November 13, 2008

Femme of the Week: Madame Lucifer

Illegitimate daughter of famous mistress Françoise-Athénaïs de Rochechouart de Mortemart, marquise de Montespan and Louis XIV, Françoise-Marie de Bourbon was born May 4, 1677. She was raised away from 'home' - that is, not at Versailles with mom and dad. She was a beautiful little girl and her beauty only grew as she did.

Her mother's good standing with the king diminished when the affaire des poisons became big news, however Françoise-Marie was not affected. Louis XIV gave the four year old the title of Mademoiselle de Blois and had plans for her to marry. There are always special plans for marriage! In her case, she was arraigned to marry his nephew the duc de Chartres who would later become the duc d'Orleans. I suppose the 'second scandal' of her life could be considered here. The first being she was an illegitimate child of the king. tsk tsk. Now this illegitimate daughter was to marry a very legitimate grandson of Louis XIII. This did not settle well with the future mother-in-law.

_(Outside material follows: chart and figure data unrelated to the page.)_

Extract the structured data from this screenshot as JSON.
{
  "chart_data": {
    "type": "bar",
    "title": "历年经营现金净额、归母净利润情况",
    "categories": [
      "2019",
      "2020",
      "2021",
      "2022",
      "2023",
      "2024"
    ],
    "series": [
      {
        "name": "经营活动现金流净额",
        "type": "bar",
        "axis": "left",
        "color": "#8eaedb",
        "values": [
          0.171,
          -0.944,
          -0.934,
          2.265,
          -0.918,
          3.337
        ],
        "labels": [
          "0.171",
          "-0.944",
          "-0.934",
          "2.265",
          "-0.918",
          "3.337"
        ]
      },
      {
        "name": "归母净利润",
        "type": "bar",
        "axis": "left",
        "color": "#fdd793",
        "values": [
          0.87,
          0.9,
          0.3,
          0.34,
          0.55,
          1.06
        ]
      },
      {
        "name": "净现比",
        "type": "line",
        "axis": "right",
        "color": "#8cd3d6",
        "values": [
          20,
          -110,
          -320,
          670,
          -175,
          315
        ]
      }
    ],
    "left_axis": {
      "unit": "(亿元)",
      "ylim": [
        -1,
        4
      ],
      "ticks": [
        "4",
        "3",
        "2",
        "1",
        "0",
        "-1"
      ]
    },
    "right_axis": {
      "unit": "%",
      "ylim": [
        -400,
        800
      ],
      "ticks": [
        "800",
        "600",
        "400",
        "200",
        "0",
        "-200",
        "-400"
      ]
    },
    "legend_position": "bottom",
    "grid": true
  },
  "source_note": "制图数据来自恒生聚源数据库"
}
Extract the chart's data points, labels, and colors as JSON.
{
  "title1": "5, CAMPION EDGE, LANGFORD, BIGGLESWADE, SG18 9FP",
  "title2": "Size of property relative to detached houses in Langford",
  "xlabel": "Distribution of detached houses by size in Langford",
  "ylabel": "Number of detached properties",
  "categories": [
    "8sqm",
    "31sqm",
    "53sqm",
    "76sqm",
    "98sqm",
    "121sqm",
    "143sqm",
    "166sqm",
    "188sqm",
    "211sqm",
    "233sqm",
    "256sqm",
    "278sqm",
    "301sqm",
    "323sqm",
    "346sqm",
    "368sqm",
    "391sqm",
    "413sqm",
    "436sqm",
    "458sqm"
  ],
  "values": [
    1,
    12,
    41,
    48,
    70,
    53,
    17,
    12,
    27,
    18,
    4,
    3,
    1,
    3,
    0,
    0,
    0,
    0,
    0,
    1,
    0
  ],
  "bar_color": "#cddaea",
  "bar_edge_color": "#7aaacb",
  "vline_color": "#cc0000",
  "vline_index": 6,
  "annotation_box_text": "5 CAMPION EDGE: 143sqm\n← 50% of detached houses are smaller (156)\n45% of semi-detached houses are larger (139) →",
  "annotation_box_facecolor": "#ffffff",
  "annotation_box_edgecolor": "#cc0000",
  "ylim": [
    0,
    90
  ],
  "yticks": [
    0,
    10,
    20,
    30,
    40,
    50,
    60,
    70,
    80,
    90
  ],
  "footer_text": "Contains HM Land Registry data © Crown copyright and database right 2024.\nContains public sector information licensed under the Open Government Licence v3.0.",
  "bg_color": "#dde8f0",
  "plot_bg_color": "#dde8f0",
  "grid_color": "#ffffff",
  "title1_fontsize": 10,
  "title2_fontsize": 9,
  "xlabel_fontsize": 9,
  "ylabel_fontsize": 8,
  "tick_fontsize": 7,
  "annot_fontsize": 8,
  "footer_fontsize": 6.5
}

To persuade the future father-in-law, the duc d'Orleans, the king gave his brother bribes, and he consented without an issue.

They had a splendid wedding in the chapel at Versailles in February, 1692. Françoise-Marie was 14 years at the time, and old enough to feel a bit pessimistic about the arrangement, reportedly saying, "I don't care if he loves me; just as long as he marries me." You can be as pessimistic as you want but it was not hard to see the benefit of this marriage.

She was a Granddaughter of France once a wife, making her the most important of the illegitimate kids. When she was 33 her husband became the duc d'Orleans, and the two lived well-well pampered. In 1715 her father died, and her 5 year old nephew Louis XV was king. Her husband took charge of the country for the boy king and thus throughout the la Régence Françoise-Marie was perhaps the most important lady at court.

She spent money. And why not! Her husband was no better. Together they had seven surviving children but they were not happy together. The duc had many other mistresses and even had his own handful of illegitimate children. His mother never accepted her daughter-in-law, as her memoirs mention, "all the femmes de chambre have made her believe that she did my son honour in marrying him; and she is so vain of her own birth and that of her brothers and sisters that she will not hear a word said against them; she will not see any difference between legitimate and illegitimate children"

So what makes this vibrant beauty, married to one of France's top men, bore him sons and was favoured by her father Madame Lucifer? Well, like all daughters of famous mistresses, Françoise-Marie had a little bit of a temper. She had the personality for it, proud and maybe a bit pompous - um..her dad was Louis XIV after all! Her darling husband once openly disapproved of her heated episodes and called her Madame Lucifer. Befitting for a hot-tempered beauty, no?

11 comments

  1. How wickedly scandalous! I love it! Thanks for another beautiful post!

    ReplyDelete
  2. Fabulous story. Who wouldn't have a temper, being told you are the black sheep of the family. I love this blog, the history is fantastic.

    ReplyDelete
  3. yeah...i agree.

    tempers can come in quite handy when needed to prove an important or even not so important point! :)

    ReplyDelete
  4. Interesting post. Funny, I've never considered what happened to Louis XIV's children by Madame de Montespan.

    ReplyDelete
  5. What a wonderfully informing post. I love it!

    ReplyDelete
  6. Glad you all enjoyed this one!

    She is quite interesting, really for a while she was the top lady around, and her life began wrapped in scandal!

    She was also a youngest daughter - I don't know if that tells us anything! ;o)

    ReplyDelete
  7. Lauren, I have an award waiting for you on my blog.

    ReplyDelete
  8. Really excellent post on Madame Lucifer, only you got her age wrong. Francoise Marie de Bourbon was born on May 4 of 1677 and married Duc de Chartes on February 18 of 1692, meaning that she was 14, not 24 when she married Philippe. (Quite the little cynic, wasn't she?) If she really had been 24 when she married Phillipe, that would have made her 49, not 39 as she was, when she gave birth to her last child, Louise Diane, Princess of Conti.

    ReplyDelete
  9. Ah yes that is some bad math on my part!

    What is your source for the date of the wedding? I am coming across Feb. 17, 1692 now!

    ReplyDelete
  10. Great post. I read a wonderful bio pf her mother a few years ago.

    ReplyDelete
  11. @Georgie Lee Could you share the book with us? Sounds great!